The attack of a supply chain associated with the 21 Backdore Magento Extension has signed an agreement between 500 and 1,000 e-commerce stores, with a $ 40 billion multinational.
Researchers at SANSEC discovered the attack report that some extensions had returned by 2019, but the malicious code was only active in April 2025.
“Many vendors were hacked into a coordinated supply chain attack, SANSEC found 21 applications with a single back door,” SANSEC explains,
“Eagerly, malware was injected 6 years ago, but came into life this week because the attackers took full control of the ecommerce server.”
SANSEC says that Tigraine, Meetanshi and MGS are from the compromised extension vendors:
- Tigraine Ajaxuit
- Tigraine ajakcart
- Tigraine Ajaxalogin
- Tigraine ajakskompere
- Tigraine ajaksavishalist
- Tigraine multicode
- Meetanshi imageclane
- Meetanshi Kukiyotis
- Meetanshi flatship
- Meetings FacebookChat
- Meetanshi curanisvic
- Meetanshi Diferz
- MGS Lookbook
- MGS storage
- MGS brand
- MGS GDPR
- MGS portfolio
- MGS popup
- MGS deliverytime
- Mgs producttabs
- MGS blog
SANSEC has also found a compromise version of Weltpixel Googletagmanager Extension, but cannot confirm whether the point of compromise was on the seller or the website.

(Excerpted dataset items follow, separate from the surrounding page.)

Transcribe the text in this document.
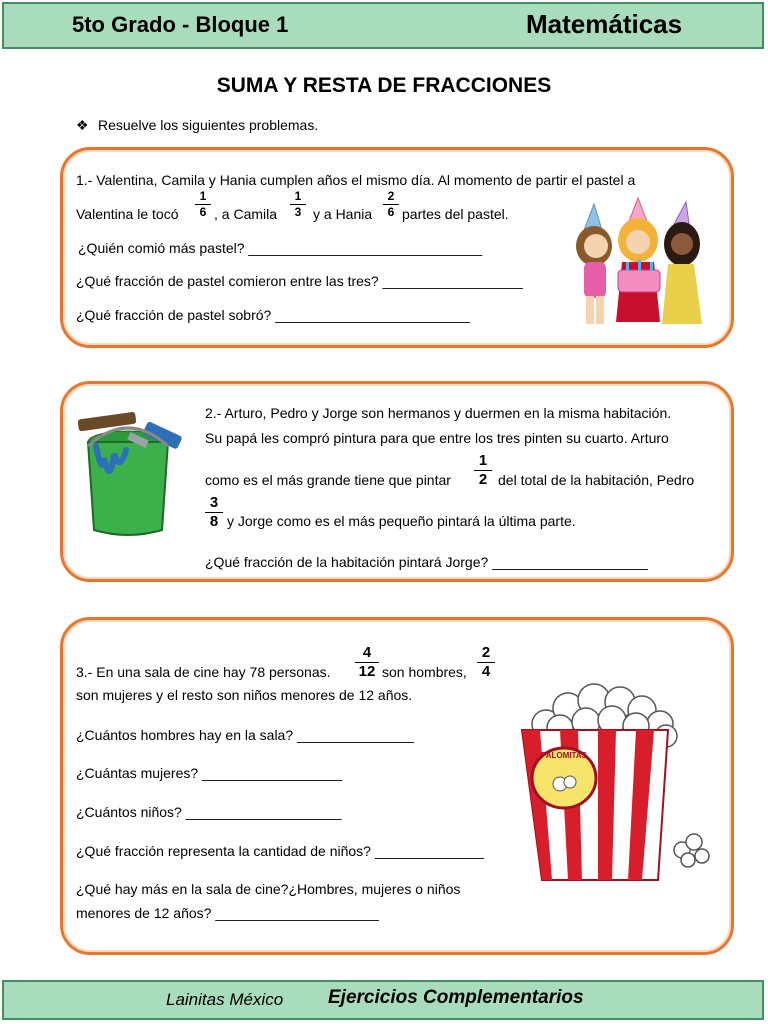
5to Grado - Bloque 1	Matemáticas
SUMA Y RESTA DE FRACCIONES
❖ Resuelve los siguientes problemas.
1.- Valentina, Camila y Hania cumplen años el mismo día. Al momento de partir el pastel a
Valentina le tocó
1
6 , a Camila
1
3 y a Hania
2
6 partes del pastel.
¿Quién comió más pastel? ______________________________
¿Qué fracción de pastel comieron entre las tres? __________________
¿Qué fracción de pastel sobró? _________________________
2.- Arturo, Pedro y Jorge son hermanos y duermen en la misma habitación.
Su papá les compró pintura para que entre los tres pinten su cuarto. Arturo
como es el más grande tiene que pintar
1
2 del total de la habitación, Pedro
3
8 y Jorge como es el más pequeño pintará la última parte.
¿Qué fracción de la habitación pintará Jorge? ____________________
3.- En una sala de cine hay 78 personas.
4
12 son hombres,
2
4
son mujeres y el resto son niños menores de 12 años.
¿Cuántos hombres hay en la sala? _______________
¿Cuántas mujeres? __________________
¿Cuántos niños? ____________________
¿Qué fracción representa la cantidad de niños? ______________
¿Qué hay más en la sala de cine?¿Hombres, mujeres o niños
menores de 12 años? _____________________
PALOMITAS
Lainitas México Ejercicios Complementarios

In all views, the extension includes a PHP backdoor that is added to the license check file (license, or license or licenseapi.php) used by the extension.
This malicious code checks for HTTP requests, which contain special parameters called “requestkey” and “datasign”, which are used to check against hardcode keys within PhP files.
Source: Bleepingcomputer
If the check is successful, the backdoor files the other administrator access to the functions, allowing a remote user to upload a new license and save it as a file.
Source: Bleepingcomputer
This file is then included using the “included_onus ()” PhP function, which loads the file and automatically executes any code within the uploaded license file.
Source: Bleepingcomputer
The previous versions of the back door did not require certification, but new ones use a hardcode key.
SANSEC told Bleepingcomputer that this back door was used to upload a webshal on one of his customer’s sites.
Given the ability to upload and run any PHP code, the possible results of the attack include data theft, skimmer injection, arbitrary administrator account building, and more.
SANSEC approached three vendors, warning them of the back door discovered. The cyber security firm says that MGS did not respond, Tigraine denied a violation and continued to distribute the backdoor extension, and Meetanshi admitted to a server breech, but not an extension agreement.
Bleepingcomputer independently confirmed that it is present in the backdoor MGS Storelocator extension, which is free to download from their site. We did not confirm whether the backdoor is present in other extensions reported by Sansec.
Users of the mentioned extension are recommended to scan a full server for indicators of SANSEC shared in their report and restore the site from a known-clean backup if possible, if possible.
SANSEC commented on the peculiarity of the backdoor for laying inactivity for six years and now activated and promised to provide additional insight by their ongoing investigation.
Bleepingcomputer contacted three vendors, but no response was received at this time.
Based on the analysis of 14M malicious tasks, search for the top 10 MITERAT & CK techniques behind the 93% attacks and how to defend them against them.